Mon ami Douxe a sa petite idée. Il enquête. C'est un fin limier, vous savez, un pro.

     Habituellement, la salle d'attente était calme. Un à un, les clients restaient silencieux, les yeux sur une revue qu'ils feuilletaient, s'intéressant rarement aux articles longs, faute de temps. Ils parcouraient ainsi rapidement plusieurs mensuels à la manière des enfants qui ne savent pas encore lire et tournent les pages sans en retenir leur contenu. Peu engageaient la conversation avec David, toujours occupé à classer ses papiers. De rares fois, des personnes âgées, sitôt assises, se laissaient aller à la somnolence et devaient se ressaisir pour ne pas plonger dans le sommeil. Certains, ne pouvant lutter étaient réveillés quand venait leur tour. Aujourd'hui, la salle d'attente était pleine, quatre personnes. Le climat n'était plus le même. Ils se mirent à parler. Il y avait là, Bruno, un jeune étudiant, très actif au Moulin, le père Chevillot et sa femme, inséparables et Maxime Fretain. Le couple Chevillot, habitué depuis cinquante ans à fonctionner à l'unisson ne faisait quasiment qu'un seul être, des Siamois qui seraient unis par le même cerveau. Lequel des deux manipulait l'autre ? Bien malin qui pourrait répondre. Gisèle engagea la conversation avec Maxime. Ils parlèrent de leurs enfants et par déduction des petits enfants. Maxime était fier de sa petite fille, Joanna, sept ans. Il en parlait comme d'un être d'exception. Elle était intelligente, jolie, ambitieuse. Elle avait une passion. Elle rêvait de participer aux Jeux olympiques. Pour ce, ses parents allaient l'inscrire dans un club de sport. Antoine approuva ce choix en ajoutant que l'association du Moulin pouvait lui apporter beaucoup. Maxime eut une grimace de dégoût. Jamais ! Jamais sa petite-fille ne mettrait les pieds au Moulin. Il baissa la tête et comme pour se parler à lui-même, il confessa que les confidences qu'il avait reçues ne l'encourageaient pas à inscrire Joanna dans un club du Moulin. Cette bande, disait-il devait tôt ou tard finir derrière les barreaux. Bruno lança à David un regard amusé. Monsieur et madame Chevillot crurent bon de lui signaler que Philippe, le dentiste chez qui ils étaient en était le vice-président. Oui, il savait. Il regrettait qu'un homme de si bonne réputation ait su si mal choisir ses amis.

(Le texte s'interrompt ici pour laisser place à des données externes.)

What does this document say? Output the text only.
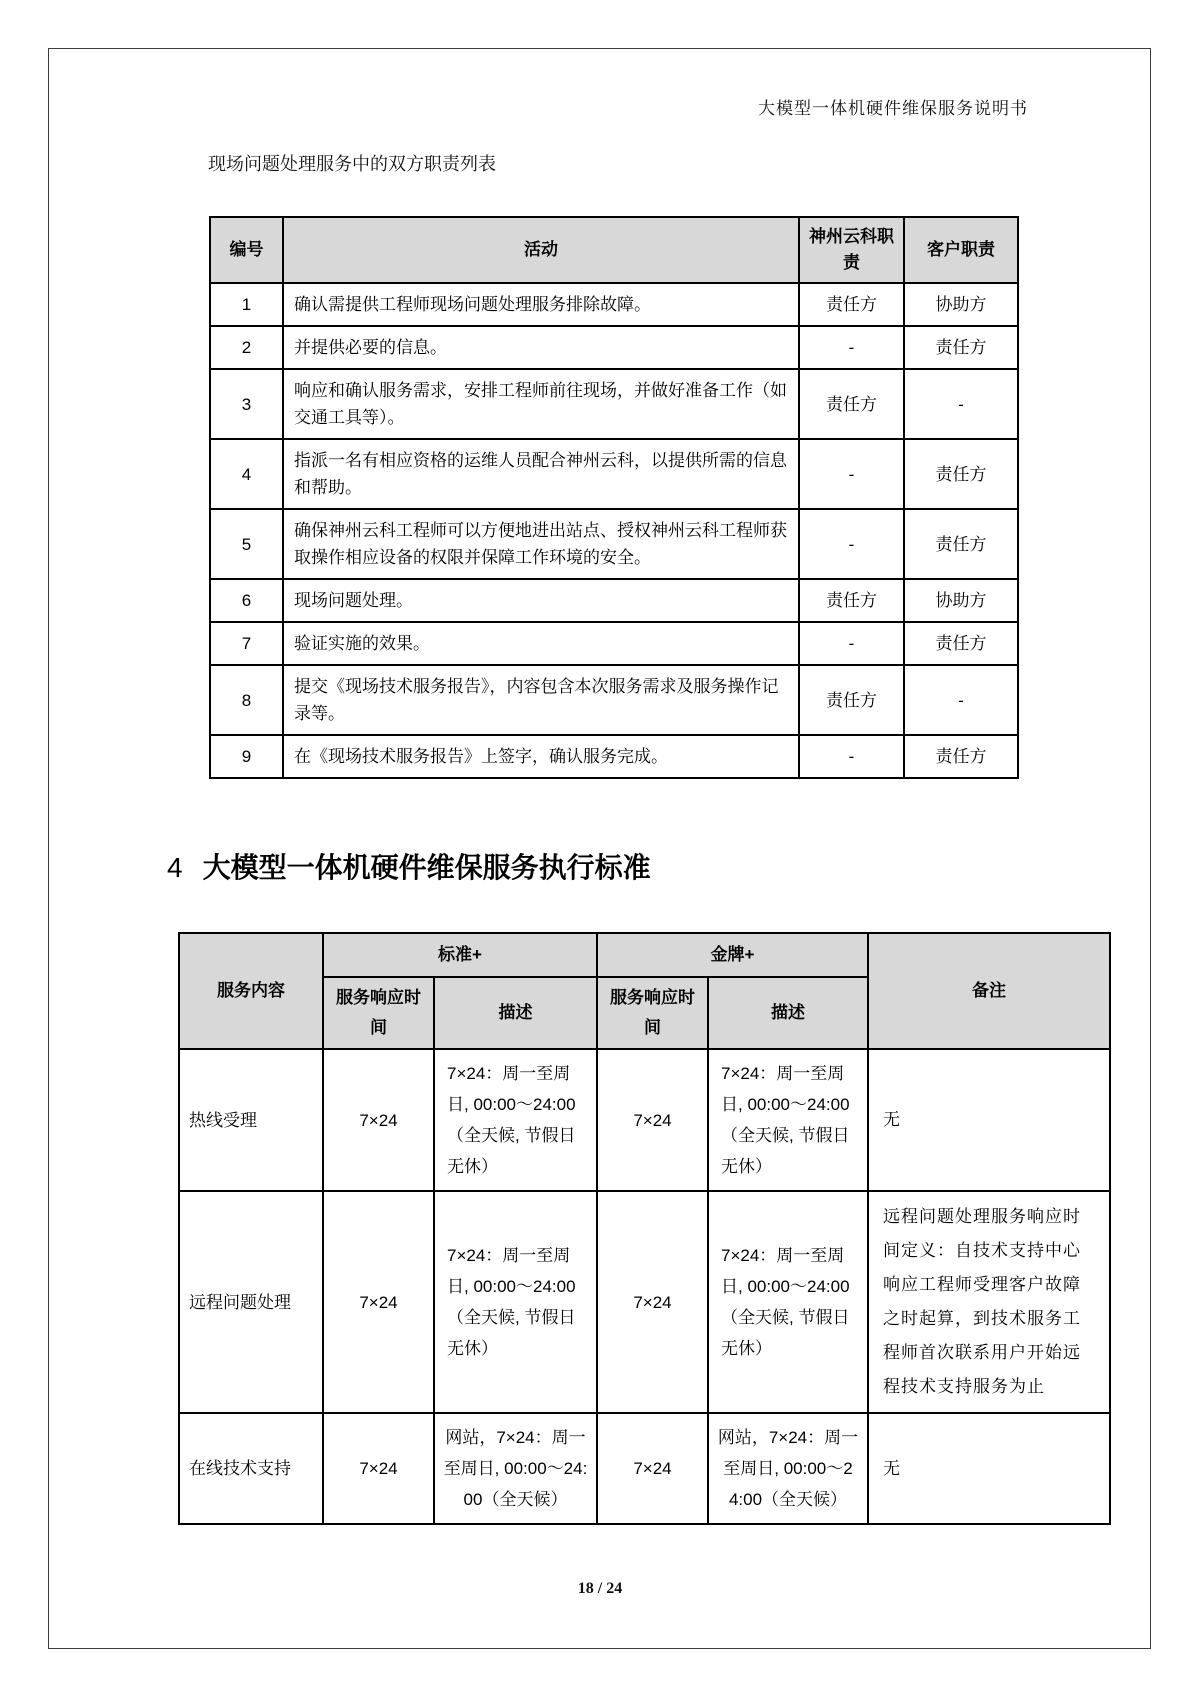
大模型一体机硬件维保服务说明书
现场问题处理服务中的双方职责列表
编号	活动	神州云科职责	客户职责
1	确认需提供工程师现场问题处理服务排除故障。	责任方	协助方
2	并提供必要的信息。	-	责任方
3	响应和确认服务需求，安排工程师前往现场，并做好准备工作（如交通工具等）。	责任方	-
4	指派一名有相应资格的运维人员配合神州云科，以提供所需的信息和帮助。	-	责任方
5	确保神州云科工程师可以方便地进出站点、授权神州云科工程师获取操作相应设备的权限并保障工作环境的安全。	-	责任方
6	现场问题处理。	责任方	协助方
7	验证实施的效果。	-	责任方
8	提交《现场技术服务报告》，内容包含本次服务需求及服务操作记录等。	责任方	-
9	在《现场技术服务报告》上签字，确认服务完成。	-	责任方
4 大模型一体机硬件维保服务执行标准
服务内容	标准+		金牌+		备注
	服务响应时间	描述	服务响应时间	描述	
热线受理	7×24	7×24：周一至周日, 00:00～24:00（全天候, 节假日无休）	7×24	7×24：周一至周日, 00:00～24:00（全天候, 节假日无休）	无
远程问题处理	7×24	7×24：周一至周日, 00:00～24:00（全天候, 节假日无休）	7×24	7×24：周一至周日, 00:00～24:00（全天候, 节假日无休）	远程问题处理服务响应时间定义：自技术支持中心响应工程师受理客户故障之时起算，到技术服务工程师首次联系用户开始远程技术支持服务为止
在线技术支持	7×24	网站，7×24：周一至周日, 00:00～24:00（全天候）	7×24	网站，7×24：周一至周日, 00:00～24:00（全天候）	无
18 / 24
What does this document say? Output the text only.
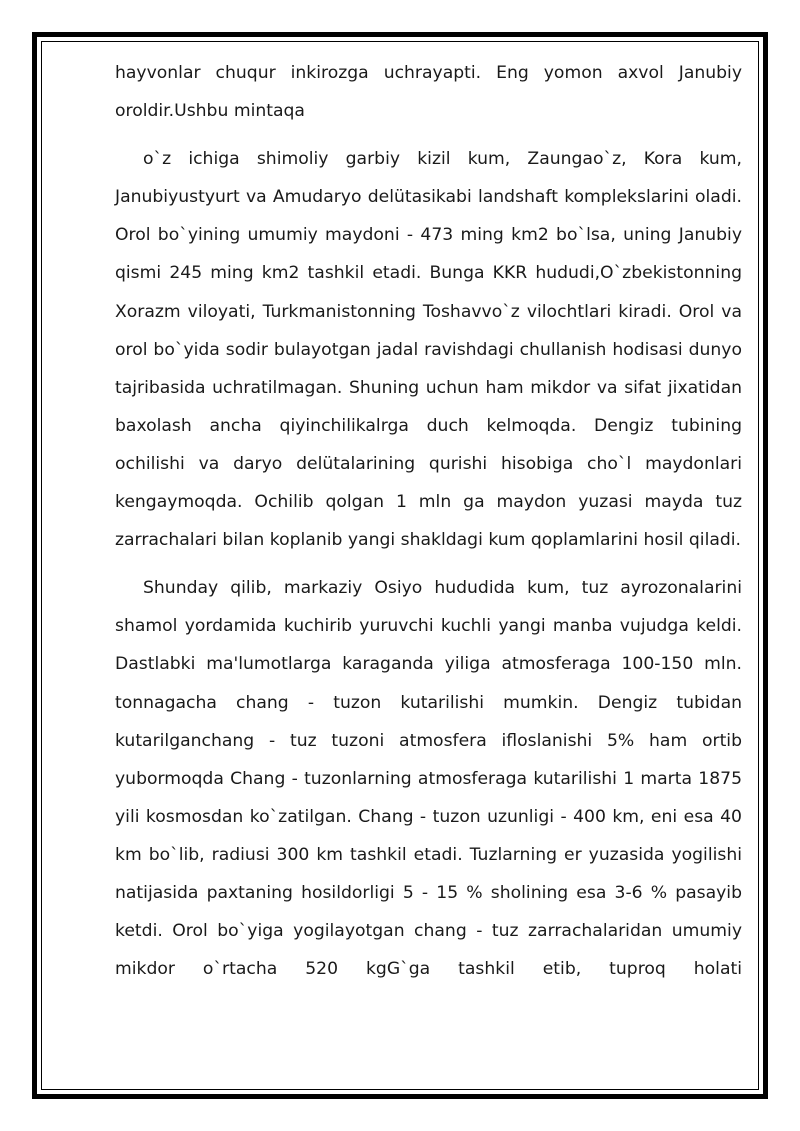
hayvonlar chuqur inkirozga uchrayapti. Eng yomon axvol Janubiy oroldir.Ushbu mintaqa

o`z ichiga shimoliy garbiy kizil kum, Zaungao`z, Kora kum, Janubiyustyurt va Amudaryo delütasikabi landshaft komplekslarini oladi. Orol bo`yining umumiy maydoni - 473 ming km2 bo`lsa, uning Janubiy qismi 245 ming km2 tashkil etadi. Bunga KKR hududi,O`zbekistonning Xorazm viloyati, Turkmanistonning Toshavvo`z vilochtlari kiradi. Orol va orol bo`yida sodir bulayotgan jadal ravishdagi chullanish hodisasi dunyo tajribasida uchratilmagan. Shuning uchun ham mikdor va sifat jixatidan baxolash ancha qiyinchilikalrga duch kelmoqda. Dengiz tubining ochilishi va daryo delütalarining qurishi hisobiga cho`l maydonlari kengaymoqda. Ochilib qolgan 1 mln ga maydon yuzasi mayda tuz zarrachalari bilan koplanib yangi shakldagi kum qoplamlarini hosil qiladi.

Shunday qilib, markaziy Osiyo hududida kum, tuz ayrozonalarini shamol yordamida kuchirib yuruvchi kuchli yangi manba vujudga keldi. Dastlabki ma'lumotlarga karaganda yiliga atmosferaga 100-150 mln. tonnagacha chang - tuzon kutarilishi mumkin. Dengiz tubidan kutarilganchang - tuz tuzoni atmosfera ifloslanishi 5% ham ortib yubormoqda Chang - tuzonlarning atmosferaga kutarilishi 1 marta 1875 yili kosmosdan ko`zatilgan. Chang - tuzon uzunligi - 400 km, eni esa 40 km bo`lib, radiusi 300 km tashkil etadi. Tuzlarning er yuzasida yogilishi natijasida paxtaning hosildorligi 5 - 15 % sholining esa 3-6 % pasayib ketdi. Orol bo`yiga yogilayotgan chang - tuz zarrachalaridan umumiy mikdor o`rtacha 520 kgG`ga tashkil etib, tuproq holati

       - Vous le connaissez, ce David ?

      - Non. De nom seulement. Mais je n'ai nullement envie de faire sa connaissance. Pensez donc, il revient au pays, achète une propriété... Il faut avoir les poches pleines pour se permettre cette folie non ? C'est encore un jeunot. Alors, l'honnêteté dans ces cas-là ? J'y crois pas. La preuve, ces lettres anonymes qui arrivent fréquemment. Mon ami Douxe a sa petite idée. Il enquête. C'est un fin limier, vous savez, un pro. C'est encore une histoire qui fera la une des journaux. Souvenez-vous de ce que je vous dis trafic quelconque, drogue, proxénétisme ou quelque chose dans ce genre. C'est sûr. Je plains ses parents. Je parie qu'ils ne se posent même pas la question à moins que... Non, vraiment. Je ne tiens pas à ce que ma petite-fille vienne perdre son temps ici. Il y a des endroits plus fréquentables si elle veut faire une carrière sportive et artistique. Philippe ouvrit la porte de la salle d'attente.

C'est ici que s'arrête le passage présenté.